Por Ricardo Reyes.
En distintos países del mundo, señales preocupantes apuntan a un resurgimiento de ideologías extremistas vinculadas a la supremacía blanca, un fenómeno que especialistas consideran cada vez más visible, organizado y peligroso. Lejos de haber desaparecido tras los episodios más oscuros del siglo XX, estos movimientos parecen haber encontrado nuevas formas de expansión en el contexto digital, político y social del siglo XXI.
De acuerdo con investigaciones recientes, grupos de extrema derecha han aprovechado espacios digitales —como redes sociales y plataformas de videojuegos— para captar jóvenes y difundir discursos de odio, teorías conspirativas y narrativas racistas.

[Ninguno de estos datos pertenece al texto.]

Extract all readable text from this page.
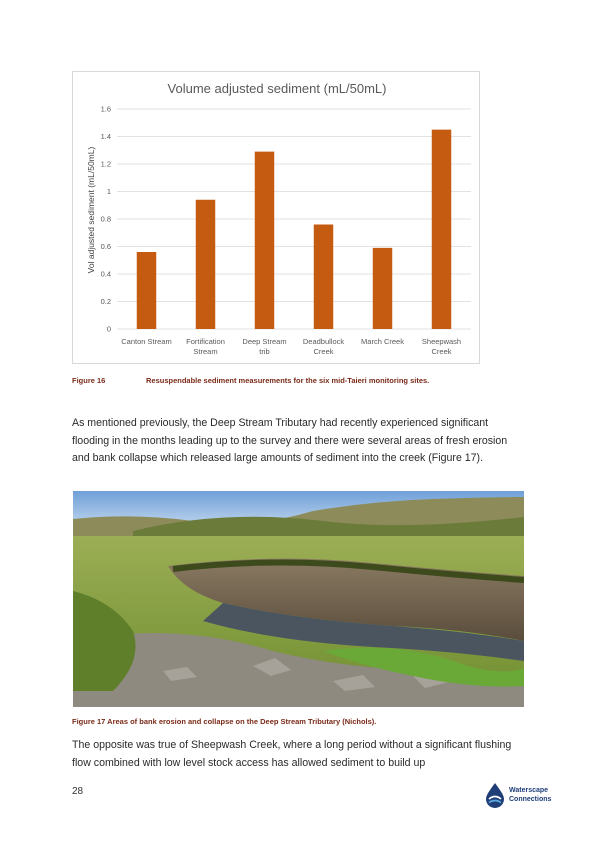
Volume adjusted sediment (mL/50mL)
Vol adjusted sediment (mL/50mL)
0
0.2
0.4
0.6
0.8
1
1.2
1.4
1.6
Canton Stream Fortification
Stream
Deep Stream
trib
Deadbullock
Creek
March Creek Sheepwash
Creek
Figure 16	Resuspendable sediment measurements for the six mid-Taieri monitoring sites.
As mentioned previously, the Deep Stream Tributary had recently experienced significant flooding in the months leading up to the survey and there were several areas of fresh erosion and bank collapse which released large amounts of sediment into the creek (Figure 17).
Figure 17 Areas of bank erosion and collapse on the Deep Stream Tributary (Nichols).
The opposite was true of Sheepwash Creek, where a long period without a significant flushing flow combined with low level stock access has allowed sediment to build up
28	Waterscape
Connections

Incluso, encuestas revelan que una parte significativa de usuarios ha estado expuesta a contenido que promueve el extremismo o invita a integrarse a estos grupos .

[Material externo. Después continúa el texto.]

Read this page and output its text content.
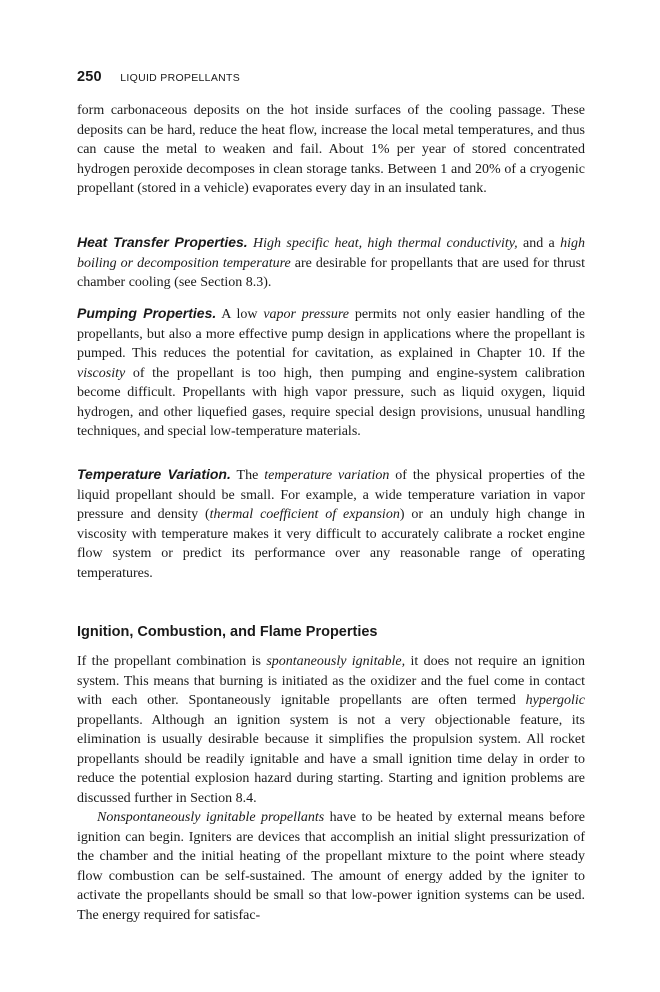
250 LIQUID PROPELLANTS

form carbonaceous deposits on the hot inside surfaces of the cooling passage. These deposits can be hard, reduce the heat flow, increase the local metal temperatures, and thus can cause the metal to weaken and fail. About 1% per year of stored concentrated hydrogen peroxide decomposes in clean storage tanks. Between 1 and 20% of a cryogenic propellant (stored in a vehicle) evaporates every day in an insulated tank.

Heat Transfer Properties. High specific heat, high thermal conductivity, and a high boiling or decomposition temperature are desirable for propellants that are used for thrust chamber cooling (see Section 8.3).

Pumping Properties. A low vapor pressure permits not only easier handling of the propellants, but also a more effective pump design in applications where the propellant is pumped. This reduces the potential for cavitation, as explained in Chapter 10. If the viscosity of the propellant is too high, then pumping and engine-system calibration become difficult. Propellants with high vapor pressure, such as liquid oxygen, liquid hydrogen, and other liquefied gases, require special design provisions, unusual handling techniques, and special low-temperature materials.

Temperature Variation. The temperature variation of the physical properties of the liquid propellant should be small. For example, a wide temperature variation in vapor pressure and density (thermal coefficient of expansion) or an unduly high change in viscosity with temperature makes it very difficult to accurately calibrate a rocket engine flow system or predict its performance over any reasonable range of operating temperatures.

Ignition, Combustion, and Flame Properties

If the propellant combination is spontaneously ignitable, it does not require an ignition system. This means that burning is initiated as the oxidizer and the fuel come in contact with each other. Spontaneously ignitable propellants are often termed hypergolic propellants. Although an ignition system is not a very objectionable feature, its elimination is usually desirable because it simplifies the propulsion system. All rocket propellants should be readily ignitable and have a small ignition time delay in order to reduce the potential explosion hazard during starting. Starting and ignition problems are discussed further in Section 8.4.

Nonspontaneously ignitable propellants have to be heated by external means before ignition can begin. Igniters are devices that accomplish an initial slight pressurization of the chamber and the initial heating of the propellant mixture to the point where steady flow combustion can be self-sustained. The amount of energy added by the igniter to activate the propellants should be small so that low-power ignition systems can be used. The energy required for satisfac-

El fenómeno no se limita al entorno virtual. En Europa, autoridades han alertado sobre un crecimiento sostenido del extremismo de derecha, con decenas de miles de personas identificadas como potencialmente radicalizadas y un aumento significativo en delitos motivados por ideologías racistas . Paralelamente, eventos políticos y cumbres impulsadas por sectores ultraconservadores promueven discursos sobre la “defensa de la identidad blanca”, lo que expertos califican como una reconfiguración moderna del supremacismo .
En Estados Unidos, analistas señalan que ciertos contextos políticos han contribuido a normalizar o visibilizar estas corrientes. Investigaciones indican que la retórica nacionalista y antiinmigrante ha favorecido el crecimiento de grupos supremacistas y su presencia en la vida pública .
Además, organismos internacionales y académicos advierten que estas ideologías ya no operan únicamente como células aisladas, sino como redes globales con capacidad de movilización, financiamiento y ejecución de actos violentos. La supremacía blanca, en este sentido, ha sido catalogada como una amenaza para la seguridad democrática en distintos países .
Especialistas coinciden en que más que un “regreso”, se trata de una transformación. La supremacía blanca no ha desaparecido, sino que ha mutado: ahora se presenta con discursos más sofisticados, adaptados a nuevas audiencias y, en algunos casos, infiltrados en debates políticos, culturales y sociales.
El riesgo, advierten, radica en su normalización. Cuando ideas antes consideradas marginales comienzan a integrarse en el discurso público, el terreno se vuelve fértil para su expansión. Así, la posibilidad de una “segunda parte” no solo es viable, sino que —según los expertos— ya está en marcha.
En este escenario, el desafío global no solo es contener la violencia, sino también frenar la narrativa que la alimenta. Porque, como advierten analistas, el verdadero peligro no es únicamente que estos grupos existan, sino que dejen de parecer excepcionales.